La peinture dans l'art contemporain

A l'invitation du Comité Régional de la Culture,
sociologues et artistes ont débattu
au Château de Castries
(3)

 

« Quelle est la place de la peinture dans l'art contemporain ? Critiques, sociologues, artistes, se sont efforcés de répondre à cette ( vaste) question dans le cadre du colloque organisé au Château de Castries par le Comité Régional de la Culture.

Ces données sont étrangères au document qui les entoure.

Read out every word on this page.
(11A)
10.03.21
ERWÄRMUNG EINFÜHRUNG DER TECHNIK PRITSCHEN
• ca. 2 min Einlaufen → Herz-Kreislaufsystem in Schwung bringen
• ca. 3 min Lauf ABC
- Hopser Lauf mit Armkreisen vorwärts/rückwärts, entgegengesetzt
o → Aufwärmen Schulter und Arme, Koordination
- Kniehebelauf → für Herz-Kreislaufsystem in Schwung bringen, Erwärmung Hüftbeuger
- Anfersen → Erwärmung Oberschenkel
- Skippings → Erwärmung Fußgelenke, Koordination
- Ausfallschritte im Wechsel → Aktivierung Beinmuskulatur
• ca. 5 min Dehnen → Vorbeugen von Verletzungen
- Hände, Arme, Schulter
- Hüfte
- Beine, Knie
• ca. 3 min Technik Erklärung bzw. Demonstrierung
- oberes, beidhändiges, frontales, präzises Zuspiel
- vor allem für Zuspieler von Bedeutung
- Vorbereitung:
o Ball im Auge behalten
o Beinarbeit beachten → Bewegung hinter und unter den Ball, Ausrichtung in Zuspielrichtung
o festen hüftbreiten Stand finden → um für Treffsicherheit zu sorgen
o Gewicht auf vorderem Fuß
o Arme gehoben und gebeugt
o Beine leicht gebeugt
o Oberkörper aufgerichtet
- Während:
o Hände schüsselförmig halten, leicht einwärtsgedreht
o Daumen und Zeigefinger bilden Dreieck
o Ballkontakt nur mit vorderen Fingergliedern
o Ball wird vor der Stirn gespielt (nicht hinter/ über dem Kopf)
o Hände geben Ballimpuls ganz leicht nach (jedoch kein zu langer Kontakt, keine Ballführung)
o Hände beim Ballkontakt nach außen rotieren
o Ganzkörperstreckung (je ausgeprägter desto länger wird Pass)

Cette rencontre se situait dans la continuité du travail engagé par le CRC depuis deux ans autour de l'art contemporain en Languedoc-Roussillon, avec notamment la campagne de communication du Bel Eté et divers séminaires de réflexion. Quelque peu bousculée, parfois marginalisée, fortement concurrencée en tout cas par les autres modes d'expression de l'art contemporain (vidéo, photographie, installation, etc...° la peinture a effectué ces dernières années un retour en force dans un paysage désormais mondialisé.

Exception française

A vrai dire, la question s'avère essentiellement franco-française, et comme l'a observé Philippe Dagen, historien d'art et critique au journal Le Monde. "Un tel colloque n'aurait probablement pas de raison d'être ailleurs qu'en France". Ce qui voudrait dire que seul notre pays entretient des doutes sur la validité de la peinture. Il est vrai que les choses ont changé ces derniers temps et que, outre deux importantes expositions qui lui ont été dédiées en 2002, Urgenbt painting et Cher Peintre, on assiste à un retour en faveur de la peinture comme on pouvait le constater à la FIAC.

La question serait plutôt ; ne serait-il pas grand temps?
Les constatations d'Alain Quemin tendraient à le laisser penser. Le travail effectué par ce sociologue sur une commande du ministère des Affaires Etrangères a jeté quelque trouble dans le Landernau offciel, notamment du côté du Ministère de la Culture. Il y démontre, en effet, chiffres à l'appui, la perte d'influence de l'art français sur tous les terrains internationaux. Qu'il s'agisse des musées ou centres d'art, des galeries ou des ventes : la place des artistes français, à quelques rares exceptions près, s'avère de plus en plus marginale. Et Alain Quemin de lancer cette accusation : "C'est le côté le plus idéologique de l'art qui est le plus soutenu à l'étranger. Il y a une grande résistance des institutions vis-à-vis de la peinture."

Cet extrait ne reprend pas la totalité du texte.